Now for the fun part, the actual consistent hashing stuff.
Given a set of machines, we need to define how the circular partitions is defined
private def getPartitions(machines: Seq[Machine[TValue]]): Seq[(HashRange, Machine[TValue])] = {
val replicatedRanges: Seq[HashRange] = Stream.continually(defineRanges(machines.size)).flatten
val infiteMachines: Stream[Machine[TValue]] =
Stream.continually(machines.flatMap(List.fill(replicas)(\_))).flatten
replicatedRanges
.zip(infiteMachines)
.take(machines.size \* replicas)
.toList
}
What we want to make sure is that each node sits on multiple ranges, this gives us the replication factor. To do that I’ve duplicated the machines in the list by the replication factor, and made sure all the lists cycle around indefinteily, so while they are not evenly distributed around the ring (they are clustered) they do provide fault tolerance
Lets look at what it takes to put a value into the ring:
private def put(hashkey: HashKey, value: TValue): Unit = {
getReplicas(hashkey).foreach(\_.add(hashkey, value))
}
private def getReplicas(hashKey: HashKey): Seq[Machine[TValue]] = {
partitions
.filter { case (range, machine) =\> hashKey \>= range.minHash && hashKey \< range.maxHash }
.map(\_.\_2)
}
We need to make sure that for each replica in the ring that sits on a hash range, that we insert it into that machine.

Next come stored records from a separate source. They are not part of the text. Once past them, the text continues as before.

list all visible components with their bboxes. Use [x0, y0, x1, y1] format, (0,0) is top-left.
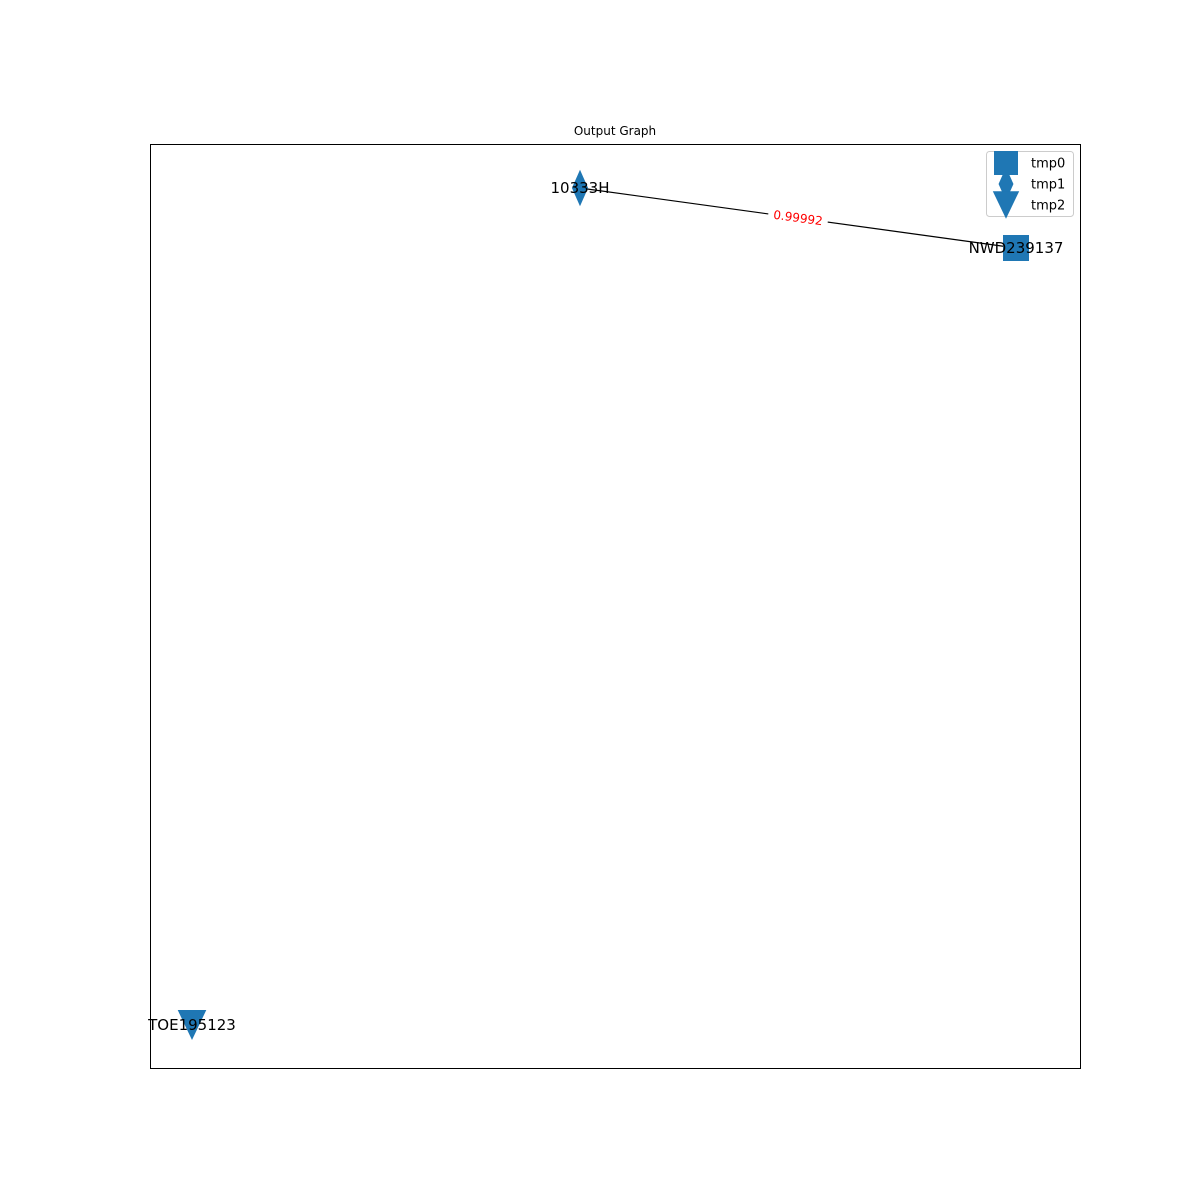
plot-frame: [150, 144, 1081, 1069]
node-label: NWD239137: [969, 239, 1064, 257]
legend-label: tmp1: [1031, 178, 1065, 193]
edge-label-group: 0.99992: [767, 204, 829, 231]
node-marker-tmp0: [1003, 235, 1029, 261]
node-label: 10333H: [551, 179, 610, 197]
nodes-layer: 10333H NWD239137 TOE195123: [147, 169, 1064, 1040]
node-marker-tmp2: [177, 1010, 207, 1040]
node-marker-tmp1: [571, 169, 589, 207]
legend-label: tmp0: [1031, 157, 1065, 172]
graph-title: Output Graph: [574, 124, 656, 138]
edges-layer: 0.99992: [579, 187, 1017, 249]
edge-weight-label: 0.99992: [772, 208, 823, 229]
legend-label: tmp2: [1031, 199, 1065, 214]
legend: tmp0 tmp1 tmp2: [986, 151, 1074, 219]
node-label: TOE195123: [147, 1016, 236, 1034]
edge-label-background: [767, 204, 829, 231]
legend-marker-tmp2: [992, 191, 1020, 219]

Thats pretty easy, though we can improve this later with better lookups
Lets look at a get
def get(hashKey: TKey): Option[TValue] = {
val key = HashKey.safe(hashKey.hashCode())
getReplicas(key)
.map(\_.get(key))
.collectFirst { case Some(x) =\> x }
}
Also similar. Go through all the replicas, and find the first one to return a value
Now lets look how to add a machine into the ring
def addMachine(): Machine[TValue] = {
id += 1
val newMachine = new Machine[TValue]("machine-" + id)

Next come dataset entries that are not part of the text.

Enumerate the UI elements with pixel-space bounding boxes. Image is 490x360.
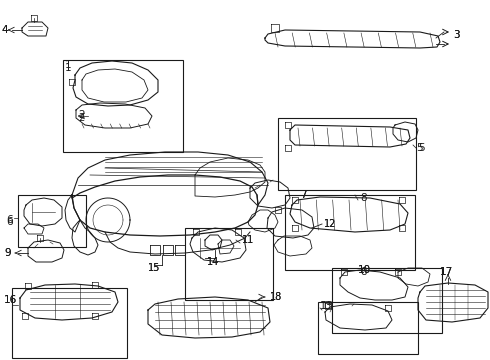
Text: 14: 14 xyxy=(207,257,219,267)
Polygon shape xyxy=(31,15,37,21)
Polygon shape xyxy=(72,220,98,255)
Bar xyxy=(12,288,127,358)
Bar xyxy=(285,195,415,270)
Polygon shape xyxy=(418,283,488,322)
Polygon shape xyxy=(235,229,241,235)
Polygon shape xyxy=(292,197,298,203)
Polygon shape xyxy=(92,282,98,288)
Text: 4: 4 xyxy=(1,25,8,35)
Text: 4: 4 xyxy=(1,25,8,35)
Text: 3: 3 xyxy=(453,30,460,40)
Polygon shape xyxy=(28,240,64,262)
Polygon shape xyxy=(205,235,222,250)
Text: 3: 3 xyxy=(453,30,460,40)
Text: 16: 16 xyxy=(4,295,17,305)
Text: 11: 11 xyxy=(242,235,254,245)
Polygon shape xyxy=(190,228,246,262)
Text: 6: 6 xyxy=(6,215,13,225)
Text: 13: 13 xyxy=(320,301,332,311)
Text: 15: 15 xyxy=(148,263,160,273)
Text: 13: 13 xyxy=(322,301,334,311)
Text: 10: 10 xyxy=(358,265,371,275)
Polygon shape xyxy=(285,145,291,151)
Polygon shape xyxy=(22,313,28,319)
Text: 12: 12 xyxy=(324,219,336,229)
Text: 6: 6 xyxy=(6,217,13,227)
Polygon shape xyxy=(193,229,199,235)
Polygon shape xyxy=(275,207,281,213)
Bar xyxy=(318,302,418,354)
Polygon shape xyxy=(290,125,410,147)
Polygon shape xyxy=(37,235,43,241)
Polygon shape xyxy=(340,270,408,300)
Polygon shape xyxy=(248,210,278,232)
Polygon shape xyxy=(385,305,391,311)
Polygon shape xyxy=(265,30,440,48)
Polygon shape xyxy=(325,303,331,309)
Text: 17: 17 xyxy=(440,267,453,277)
Text: 8: 8 xyxy=(360,267,367,277)
Text: 15: 15 xyxy=(148,263,160,273)
Text: 1: 1 xyxy=(65,60,72,70)
Bar xyxy=(18,195,86,247)
Text: 16: 16 xyxy=(4,295,17,305)
Polygon shape xyxy=(325,304,392,330)
Polygon shape xyxy=(290,197,408,232)
Polygon shape xyxy=(76,103,152,128)
Polygon shape xyxy=(399,225,405,231)
Text: 9: 9 xyxy=(4,248,11,258)
Polygon shape xyxy=(195,158,265,197)
Polygon shape xyxy=(163,245,173,255)
Polygon shape xyxy=(150,245,160,255)
Polygon shape xyxy=(341,269,347,275)
Polygon shape xyxy=(292,225,298,231)
Bar xyxy=(63,60,183,152)
Text: 11: 11 xyxy=(242,235,254,245)
Text: 18: 18 xyxy=(270,292,282,302)
Polygon shape xyxy=(398,268,430,286)
Text: 7: 7 xyxy=(300,190,307,200)
Text: 10: 10 xyxy=(358,265,371,275)
Text: 5: 5 xyxy=(416,143,423,153)
Polygon shape xyxy=(175,245,185,255)
Text: 2: 2 xyxy=(78,113,84,123)
Text: 8: 8 xyxy=(360,193,367,203)
Polygon shape xyxy=(24,224,44,234)
Text: 18: 18 xyxy=(270,292,282,302)
Text: 9: 9 xyxy=(4,248,11,258)
Text: 17: 17 xyxy=(440,267,453,277)
Polygon shape xyxy=(148,297,270,338)
Polygon shape xyxy=(285,122,291,128)
Polygon shape xyxy=(399,197,405,203)
Polygon shape xyxy=(271,24,279,32)
Polygon shape xyxy=(24,198,62,226)
Polygon shape xyxy=(395,269,401,275)
Bar xyxy=(185,228,273,300)
Text: 5: 5 xyxy=(418,143,425,153)
Polygon shape xyxy=(73,61,158,106)
Text: 2: 2 xyxy=(78,110,85,120)
Polygon shape xyxy=(25,283,31,289)
Polygon shape xyxy=(69,79,75,85)
Polygon shape xyxy=(274,236,312,256)
Polygon shape xyxy=(92,313,98,319)
Polygon shape xyxy=(20,284,118,320)
Text: 7: 7 xyxy=(300,190,307,200)
Polygon shape xyxy=(72,175,258,236)
Text: 1: 1 xyxy=(65,63,72,73)
Bar xyxy=(278,118,416,190)
Polygon shape xyxy=(82,69,148,102)
Polygon shape xyxy=(393,122,418,142)
Polygon shape xyxy=(218,240,234,254)
Text: 12: 12 xyxy=(324,219,336,229)
Polygon shape xyxy=(22,22,48,36)
Bar xyxy=(332,268,442,333)
Text: 14: 14 xyxy=(207,257,219,267)
Polygon shape xyxy=(267,208,314,238)
Polygon shape xyxy=(250,180,290,208)
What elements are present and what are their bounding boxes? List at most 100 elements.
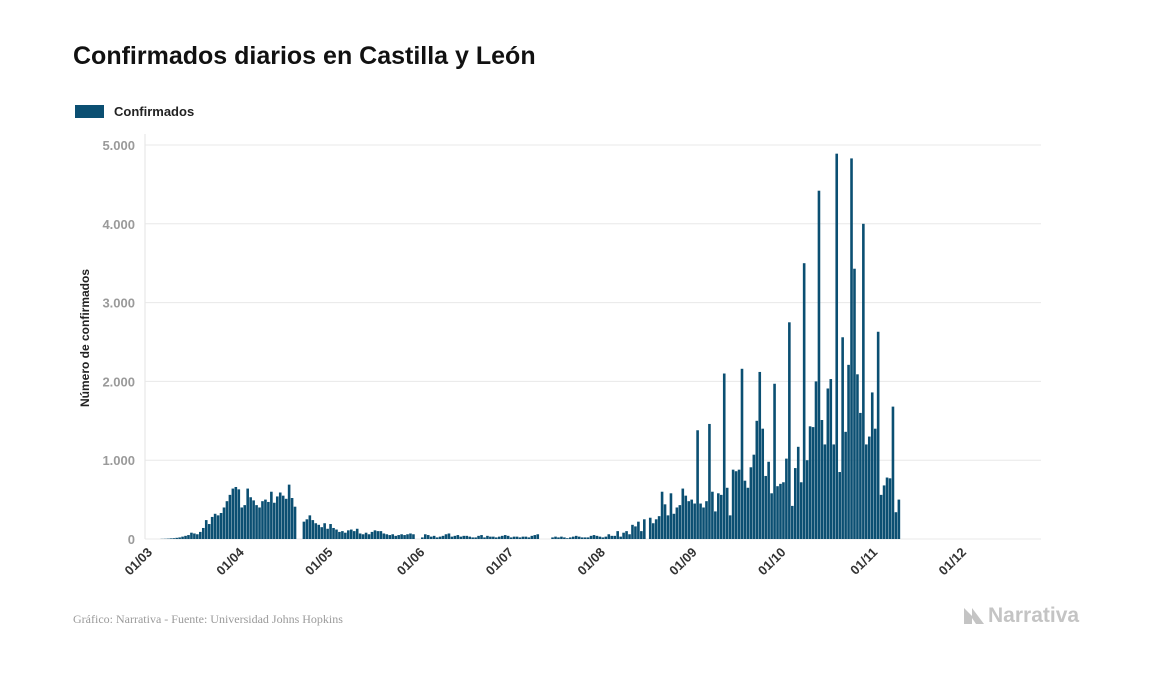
bar — [657, 516, 661, 539]
bar — [776, 486, 779, 539]
bar — [897, 499, 901, 539]
bar — [702, 507, 705, 539]
bar — [444, 534, 448, 539]
bar — [207, 524, 211, 539]
bar — [571, 536, 575, 539]
bar — [708, 423, 711, 539]
bar — [811, 427, 815, 539]
legend: Confirmados — [75, 104, 194, 119]
bar — [486, 535, 489, 539]
bar — [856, 374, 859, 539]
y-tick-label: 3.000 — [102, 296, 135, 311]
bar — [358, 533, 362, 539]
bar — [770, 493, 773, 539]
bar — [743, 480, 747, 539]
narrativa-logo-icon — [964, 608, 984, 624]
bar — [675, 507, 679, 539]
bar — [426, 535, 430, 539]
bar — [270, 491, 273, 539]
bar — [785, 458, 788, 539]
bar — [586, 537, 590, 539]
bar — [651, 523, 655, 539]
bar — [690, 499, 693, 539]
bar — [249, 497, 252, 539]
bar — [344, 532, 347, 539]
bar — [663, 504, 667, 539]
bar — [788, 322, 791, 539]
bar — [503, 535, 507, 539]
y-tick-label: 5.000 — [102, 138, 135, 153]
bar — [711, 491, 714, 539]
bar — [376, 531, 380, 539]
bar — [734, 471, 738, 539]
bar — [500, 535, 504, 539]
bar — [604, 536, 608, 539]
bar — [388, 535, 392, 539]
bar — [246, 488, 249, 539]
bar — [870, 392, 874, 539]
bar — [601, 537, 605, 539]
brand-name: Narrativa — [988, 604, 1080, 627]
bar — [554, 536, 557, 539]
bar — [660, 491, 664, 539]
bar — [589, 535, 593, 539]
bar — [894, 512, 898, 539]
bar — [722, 373, 726, 539]
bar — [468, 536, 471, 539]
bar — [850, 158, 853, 539]
bar — [237, 489, 241, 539]
bar — [622, 532, 625, 539]
bar — [406, 534, 409, 539]
bar — [397, 535, 400, 539]
bar — [382, 533, 386, 539]
bar — [566, 538, 569, 539]
bar — [341, 531, 344, 539]
bar — [882, 485, 886, 539]
x-tick-label: 01/04 — [213, 544, 247, 578]
bar — [817, 190, 821, 539]
bar — [314, 523, 318, 539]
bar — [865, 444, 868, 539]
bar — [284, 498, 288, 539]
bar — [225, 501, 229, 539]
bar — [184, 535, 187, 539]
bar — [808, 426, 812, 539]
bar — [879, 494, 883, 539]
bar — [634, 526, 637, 539]
bar — [320, 527, 323, 539]
bar — [222, 507, 226, 539]
bar — [521, 536, 525, 539]
bar — [480, 535, 483, 539]
bar — [533, 535, 537, 539]
bar — [432, 535, 436, 539]
bar — [669, 493, 673, 539]
x-tick-label: 01/09 — [666, 545, 700, 579]
bar — [492, 536, 495, 539]
bar — [219, 513, 223, 539]
bar — [252, 500, 255, 539]
bar — [791, 505, 794, 539]
brand-logo: Narrativa — [963, 604, 1079, 628]
bar — [361, 534, 365, 539]
bar — [779, 483, 782, 539]
bar — [190, 532, 193, 539]
x-tick-label: 01/10 — [755, 545, 789, 579]
bar — [349, 529, 353, 539]
bar — [844, 431, 847, 539]
bar — [258, 507, 261, 539]
bar — [409, 533, 412, 539]
bar — [323, 523, 326, 539]
bar — [447, 533, 451, 539]
bar — [793, 468, 797, 539]
bar — [187, 535, 190, 539]
bar — [773, 383, 776, 539]
x-tick-label: 01/12 — [936, 545, 970, 579]
bar — [592, 535, 596, 539]
bar — [616, 531, 619, 539]
bar — [281, 495, 285, 539]
bar — [367, 534, 371, 539]
bar — [438, 536, 442, 539]
bar — [483, 537, 486, 539]
bar — [308, 515, 312, 539]
bar — [888, 478, 892, 539]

val oldMachines = partitions.map(\_.\_2).distinct
partitions = getPartitions(Seq(newMachine) ++ oldMachines)
redistribute(partitions)
newMachine
}
So we first create a new list of machines, and then ask how to re-partition the ring. Then the keys in the ring need to redistribute themselves so that only the nodes who are responsible for certain ranges contain those keys
def redistribute(newPartitions: Seq[(HashRange, Machine[TValue])]) = {
newPartitions.groupBy { case (range, machine) =\> machine }
.flatMap { case (machine, ranges) =\> machine.keepOnly(ranges.map(\_.\_1)) }
.foreach { case (k, v) =\> put(k, v) }
}
Redistributing isn’t that complicated either. We group all the nodes in the ring by the machine they are on, then for each machine we tell it to only keep values that are in its replicas. The machine keepOnly
function takes a list of ranges and will remove and return anything not in those ranges. We can now aggregate all the things that are “emitted” by the machines and re insert them into the right location
Removing a machine is really similiar
def removeMachine(machine: Machine[TValue]): Unit = {
val remainingMachines = partitions.filter { case (r, m) =\> !m.eq(machine) }.map(\_.\_2)
partitions = getPartitions(remainingMachines.distinct)
redistribute(partitions)
}
And thats all there is to it! Now we have a fast, simple consistent hasher.